Si aún se puede aprender de los errores, la omnipotencia debería ser materia de meditación para los próximos gobiernos, al menos por una razón paradójica: si el reflejo triunfalista de Cambiemos fue ocultar al principio la triste verdad de la herencia porque “la gente” no quería malas noticias, su fracaso posterior arrastró a la sociedad a una desnuda constatación: si la Argentina no crea recursos genuinos no tendrá futuro. Seguirá generando pobres, potenciando conflictos, provocando desconfianza. Esta restricción, que la actual administración no quiso, no supo o no pudo ver, es la que heredará la próxima, independientemente del partido a la que pertenezca. El peronismo, obsesionado por la posibilidad de recuperar el poder, no parece advertir este hecho. Sus candidatos siguen soñando como Macri y otros antes que él: si llego, me las arreglaré solo, tendré los votos y la iluminación de los elegidos. Habría que recordarles que ni a Néstor Kirchner le alcanzó con las excepcionales condiciones que le tocaron. Su solipsismo autoritario comprometió el futuro del país. Algo que su esposa se encargó, desgraciadamente, de potenciar.

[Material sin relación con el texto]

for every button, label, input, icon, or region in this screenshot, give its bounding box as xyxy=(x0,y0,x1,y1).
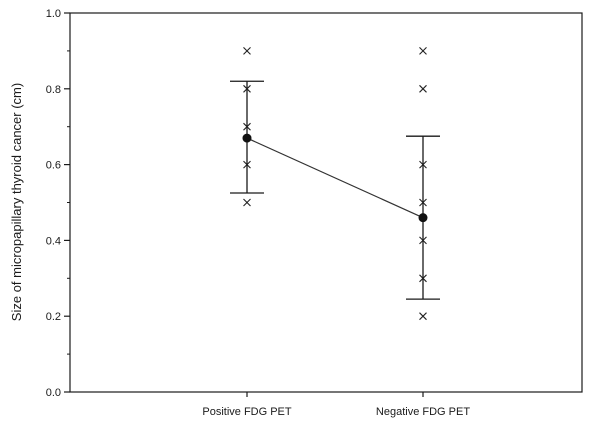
point-stroke xyxy=(419,236,427,245)
data-point xyxy=(419,160,427,169)
error-bars xyxy=(230,80,440,300)
data-point xyxy=(419,236,427,245)
y-tick-label: 0.2 xyxy=(46,311,61,323)
mean-line xyxy=(246,137,424,219)
data-point xyxy=(419,84,427,93)
data-points xyxy=(243,47,427,321)
y-tick-label: 0.6 xyxy=(46,160,61,172)
y-tick-label: 0.0 xyxy=(46,387,61,399)
point-stroke xyxy=(243,47,251,55)
point-stroke xyxy=(419,47,427,55)
y-tick-label: 0.4 xyxy=(46,235,61,247)
mean-marker xyxy=(242,133,252,143)
data-point xyxy=(419,47,427,55)
point-stroke xyxy=(243,160,251,169)
data-point xyxy=(419,198,427,207)
data-point xyxy=(243,122,251,131)
data-point xyxy=(243,198,251,207)
y-axis-ticks: 0.0 0.2 0.4 0.6 0.8 1.0 xyxy=(46,8,70,399)
y-axis-label: Size of micropapillary thyroid cancer (c… xyxy=(9,83,24,321)
mean-line-group xyxy=(246,137,424,219)
point-stroke xyxy=(419,160,427,169)
mean-marker xyxy=(418,213,428,223)
point-stroke xyxy=(419,198,427,207)
point-stroke xyxy=(243,198,251,207)
point-stroke xyxy=(243,84,251,93)
data-point xyxy=(419,312,427,321)
x-tick-label: Negative FDG PET xyxy=(376,406,470,418)
mean-markers xyxy=(242,133,428,223)
y-tick-label: 0.8 xyxy=(46,84,61,96)
data-point xyxy=(243,160,251,169)
data-point xyxy=(419,274,427,283)
point-stroke xyxy=(243,122,251,131)
axes xyxy=(69,12,583,393)
plot-frame xyxy=(69,12,583,393)
y-tick-label: 1.0 xyxy=(46,8,61,20)
data-point xyxy=(243,84,251,93)
point-stroke xyxy=(419,312,427,321)
x-tick-label: Positive FDG PET xyxy=(202,406,292,418)
data-point xyxy=(243,47,251,55)
x-axis-ticks: Positive FDG PET Negative FDG PET xyxy=(202,392,470,418)
point-stroke xyxy=(419,274,427,283)
point-stroke xyxy=(419,84,427,93)
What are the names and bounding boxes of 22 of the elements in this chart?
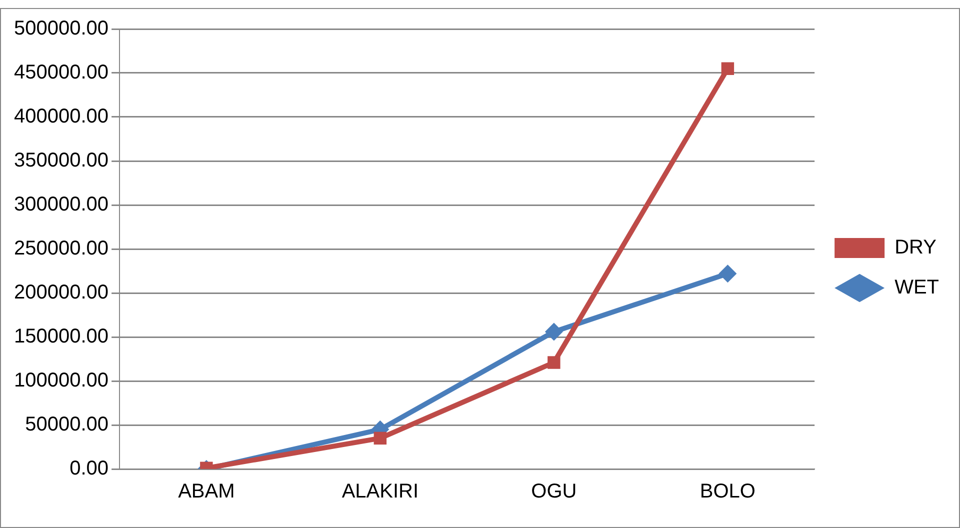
point	[374, 432, 387, 445]
point	[721, 62, 734, 75]
y-tick-label: 100000.00	[14, 370, 109, 392]
y-tick-label: 150000.00	[14, 326, 109, 348]
legend-label: DRY	[894, 236, 936, 259]
y-tick-label: 250000.00	[14, 238, 109, 260]
x-tick-label: OGU	[531, 480, 577, 503]
y-tick-label: 200000.00	[14, 282, 109, 304]
y-tick-label: 450000.00	[14, 62, 109, 84]
point	[548, 356, 560, 369]
legend-label: WET	[894, 276, 940, 299]
y-tick-label: 50000.00	[25, 414, 109, 436]
y-tick-label: 400000.00	[14, 106, 109, 128]
point	[718, 264, 737, 283]
x-tick-label: ALAKIRI	[342, 480, 419, 503]
x-tick-label: ABAM	[178, 480, 235, 503]
y-tick-label: 300000.00	[14, 194, 109, 216]
y-tick-label: 0.00	[70, 458, 109, 480]
y-tick-label: 500000.00	[14, 18, 109, 40]
x-tick-label: BOLO	[700, 480, 756, 503]
y-tick-label: 350000.00	[14, 150, 109, 172]
point	[544, 322, 563, 341]
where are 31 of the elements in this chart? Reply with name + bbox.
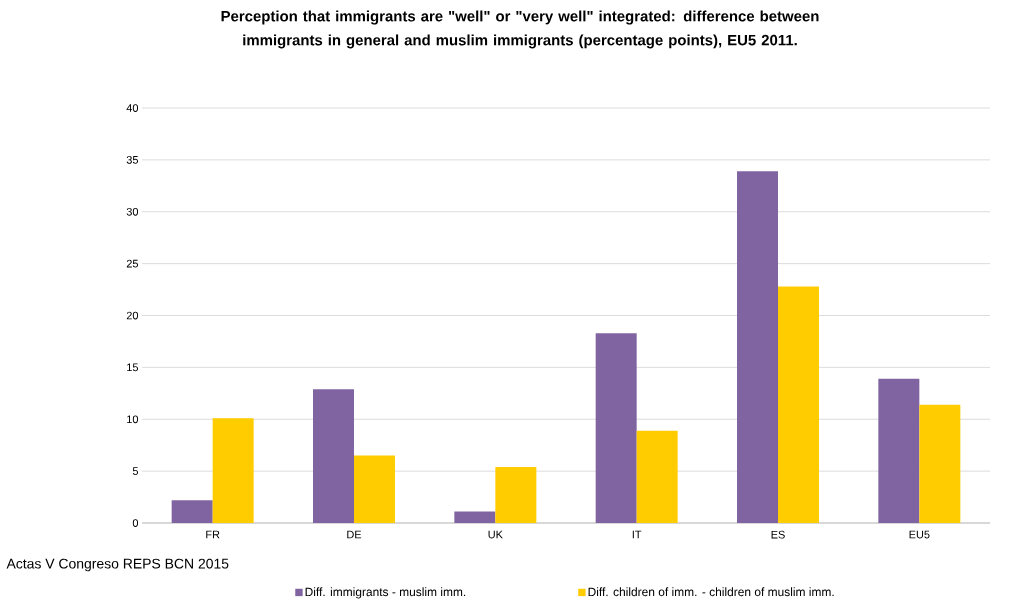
y-tick-label: 25: [126, 259, 139, 268]
y-tick-label: 5: [132, 467, 139, 475]
bar: [878, 378, 920, 523]
chart-title: Perception that immigrants are "well" or "very well" integrated: difference between immigrants in general and muslim immigrants (percentage points), EU5 2011.: [221, 10, 819, 49]
y-tick-label: 40: [126, 104, 139, 112]
bar: [778, 286, 820, 523]
x-tick-label: UK: [488, 530, 503, 539]
x-tick-label: FR: [206, 530, 220, 539]
bar: [212, 418, 254, 523]
legend-label: Diff. children of imm. - children of muslim imm.: [588, 587, 834, 597]
bar: [636, 430, 678, 523]
x-tick-label: EU5: [909, 530, 930, 539]
x-tick-label: IT: [632, 530, 642, 539]
text: Actas V Congreso REPS BCN 2015: [6, 558, 229, 572]
bar: [313, 389, 354, 523]
bar: [919, 404, 961, 523]
bar: [495, 466, 537, 523]
bar: [454, 511, 496, 523]
y-tick-label: 0: [132, 519, 139, 527]
y-tick-label: 30: [126, 207, 139, 216]
legend-label: Diff. immigrants - muslim imm.: [305, 587, 466, 599]
y-tick-label: 35: [126, 156, 139, 164]
bar: [354, 455, 395, 523]
y-tick-label: 10: [127, 415, 139, 424]
y-tick-label: 15: [127, 363, 139, 372]
bar: [595, 333, 637, 523]
x-tick-label: DE: [347, 530, 362, 539]
bar: [171, 500, 213, 523]
x-tick-label: ES: [771, 530, 785, 539]
bar: [737, 171, 779, 523]
y-tick-label: 20: [126, 311, 139, 320]
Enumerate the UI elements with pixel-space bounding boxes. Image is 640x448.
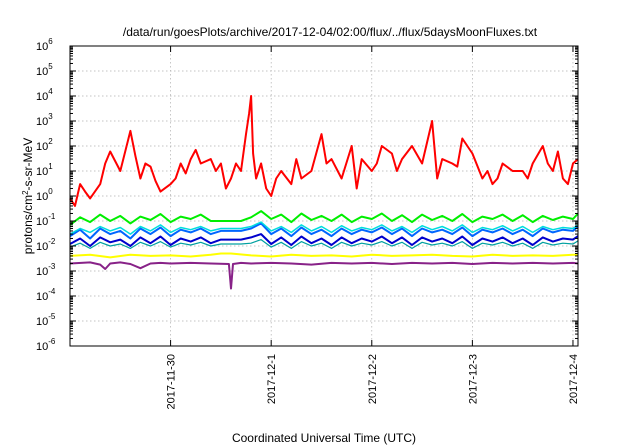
grid-lines <box>70 46 578 346</box>
series-line-2 <box>69 221 579 235</box>
series-line-1 <box>69 210 579 226</box>
y-tick-label: 104 <box>36 87 53 103</box>
chart-title: /data/run/goesPlots/archive/2017-12-04/0… <box>123 25 538 39</box>
series-line-7 <box>69 261 579 290</box>
y-tick-label: 100 <box>36 187 53 203</box>
y-tick-label: 10-5 <box>36 312 56 328</box>
y-tick-label: 10-2 <box>36 237 56 253</box>
series-layer <box>69 95 579 290</box>
y-axis-ticks: 106 105 104 103 102 101 100 10-1 10-2 10-3 10-4 10-… <box>36 37 578 353</box>
y-axis-label-base: protons/cm <box>21 195 35 254</box>
y-axis-label: protons/cm2-s-sr-MeV <box>21 138 36 254</box>
y-tick-label: 106 <box>36 37 53 53</box>
x-tick-label: 2017-12-2 <box>367 354 379 404</box>
y-tick-label: 105 <box>36 62 53 78</box>
x-tick-label: 2017-12-4 <box>568 354 580 404</box>
y-tick-label: 103 <box>36 112 53 128</box>
x-tick-label: 2017-12-1 <box>266 354 278 404</box>
y-axis-label-rest: -s-sr-MeV <box>21 138 35 191</box>
x-tick-label: 2017-11-30 <box>166 354 178 409</box>
x-tick-label: 2017-12-3 <box>467 354 479 404</box>
x-axis-label: Coordinated Universal Time (UTC) <box>232 431 416 445</box>
y-axis-label-sup: 2 <box>21 190 30 195</box>
plot-frame <box>69 45 579 347</box>
series-line-4 <box>69 233 579 247</box>
x-axis-ticks: 2017-11-30 2017-12-1 2017-12-2 2017-12-3 201… <box>166 46 580 409</box>
series-line-3 <box>69 222 579 240</box>
series-line-6 <box>69 252 578 259</box>
y-tick-label: 102 <box>36 137 53 153</box>
y-tick-label: 10-6 <box>36 337 56 353</box>
y-tick-label: 10-1 <box>36 212 56 228</box>
series-line-5 <box>69 239 579 249</box>
series-line-0 <box>69 95 579 207</box>
y-tick-label: 10-3 <box>36 262 56 278</box>
y-tick-label: 101 <box>36 162 53 178</box>
y-tick-label: 10-4 <box>36 287 56 303</box>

2018 no tuvo piedad: se cobró los errores del Gobierno y la oposición, dejando extenuada a la sociedad. El daño sufrido es inconmensurable. En lo inmediato, dos síntomas resultan alarmantes: la fragmentación del poder al interior de las elites y el desahucio de la economía real. Una sorda guerra de intereses en la cima, mientras en la base sucumben los emprendimientos y las pequeñas y medianas empresas que sustentan el empleo. Eso para no hablar de la pobreza. En fin, una densa trama de conflictos, recesión e injusticias de la que emana recelo e incertidumbre.

No obstante habrá que apostar, como exigía Pascal. Este es quizás el desafío del porvenir: disminuir la omnipotencia política, asumiendo que por mucho tiempo en la Argentina nadie podrá solucionar los problemas solo. Esa es la inflexión que tal vez cambie el destino. Si se la desecha, los años, implacables, seguirán cobrándose nuestras equivocaciones.